Progressivism can’t be about a free lunch for everyone, because there isn’t any such thing.  But I’m not sure Democratic activists get this.  Many of them say that it goes against blue collar “red staters'” economic interests to support right wing politics.  But that’s only so if we on the left keep a set of provincial blinders handy.  As long as we look at the U.S. and its people in artificial isolation from the rest of the world (except for a select group of similarly wealthy democracies), that holds up okay.  

But an honest progressive has to admit that on a worldwide scale, all Americans are an affluent elite, the global equivalent of Bush’s rich tax cut recipients.  If we stuck to our principles on that worldwide basis, we’d have to focus less on so-called “pocketbook issues” that benefit other Americans, and more on sharing our often ill-gotten wealth with poorer countries.  Put simply, I believe that for Americans (as opposed to, say, Nike’s foreign sweatshop workers), true progressivism is a selfless rather than a selfish philosophy.  Does anyone disagree with that?  If you do agree with me, I ask you: can a truly worldwide progressive philosophy like this ever have a chance to take root in the U.S., if we can’t even manage to provide our own elderly poor with a subsistence income–except by cynically bankrupting our budget, giving even bigger checks to rich old folks who don’t need them?  

And if a real progressive vision doesn’t have a chance here, even over the long term, what are we doing?  Can we justify our political actions in any fundamentally real, philosophically progressive way?  Or have we lost sight of this vision, in the interminable tug of war that is partisan politics?

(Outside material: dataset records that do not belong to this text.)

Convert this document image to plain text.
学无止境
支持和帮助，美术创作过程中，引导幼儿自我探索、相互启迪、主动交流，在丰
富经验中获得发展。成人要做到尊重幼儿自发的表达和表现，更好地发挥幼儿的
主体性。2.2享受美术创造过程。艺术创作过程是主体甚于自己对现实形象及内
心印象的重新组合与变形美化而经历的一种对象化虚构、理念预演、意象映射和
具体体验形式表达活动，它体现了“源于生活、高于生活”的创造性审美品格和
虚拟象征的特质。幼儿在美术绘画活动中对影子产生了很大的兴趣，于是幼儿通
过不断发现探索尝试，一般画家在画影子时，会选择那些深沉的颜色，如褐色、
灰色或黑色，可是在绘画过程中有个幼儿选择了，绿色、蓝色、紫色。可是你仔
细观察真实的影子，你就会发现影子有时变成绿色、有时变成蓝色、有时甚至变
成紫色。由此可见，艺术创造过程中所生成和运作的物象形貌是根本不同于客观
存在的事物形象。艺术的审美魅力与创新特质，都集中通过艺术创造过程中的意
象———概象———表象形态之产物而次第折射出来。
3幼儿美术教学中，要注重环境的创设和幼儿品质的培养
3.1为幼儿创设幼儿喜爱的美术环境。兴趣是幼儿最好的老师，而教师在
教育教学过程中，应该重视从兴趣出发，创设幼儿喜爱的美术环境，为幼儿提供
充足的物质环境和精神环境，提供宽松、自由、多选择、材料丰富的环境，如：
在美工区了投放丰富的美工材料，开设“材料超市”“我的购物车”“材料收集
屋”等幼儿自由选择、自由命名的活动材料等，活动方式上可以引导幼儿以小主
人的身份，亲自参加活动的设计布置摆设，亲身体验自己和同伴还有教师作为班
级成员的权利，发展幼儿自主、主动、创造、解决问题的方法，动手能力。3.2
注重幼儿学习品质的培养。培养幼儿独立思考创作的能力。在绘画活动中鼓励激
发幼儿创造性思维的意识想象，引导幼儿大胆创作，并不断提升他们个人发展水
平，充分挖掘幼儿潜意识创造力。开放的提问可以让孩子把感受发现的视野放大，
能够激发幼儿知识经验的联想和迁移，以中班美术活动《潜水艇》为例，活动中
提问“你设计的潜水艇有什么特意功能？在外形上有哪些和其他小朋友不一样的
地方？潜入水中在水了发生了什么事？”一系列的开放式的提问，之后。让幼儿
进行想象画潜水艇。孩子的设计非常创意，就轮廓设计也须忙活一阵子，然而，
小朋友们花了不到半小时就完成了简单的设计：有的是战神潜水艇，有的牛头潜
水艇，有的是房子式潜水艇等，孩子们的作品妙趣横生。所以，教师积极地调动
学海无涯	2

I hate to sound like some holier-than-thou Naderite, who makes the perfect the enemy of the good.  I believe in being pragmatic, and understand that sometimes you have to postpone idealistic goals in order to get something concrete done now.  But I’d like to at least have a sense that the true progressive goal is on the back burner, and that something is being done to work people slowly toward appreciation of the need to get there.  I see just the opposite in the kind of rhetoric I quoted from Rep. Moran, and in what I see Democrats undertaking generally: a kind of “tactical retrenchment” that risks making us look as though we have no underlying values, no soaring vision of how things could and should be.  And what is progressivism without those things?

[Part of this diary was adapted from posts I’d previously written.]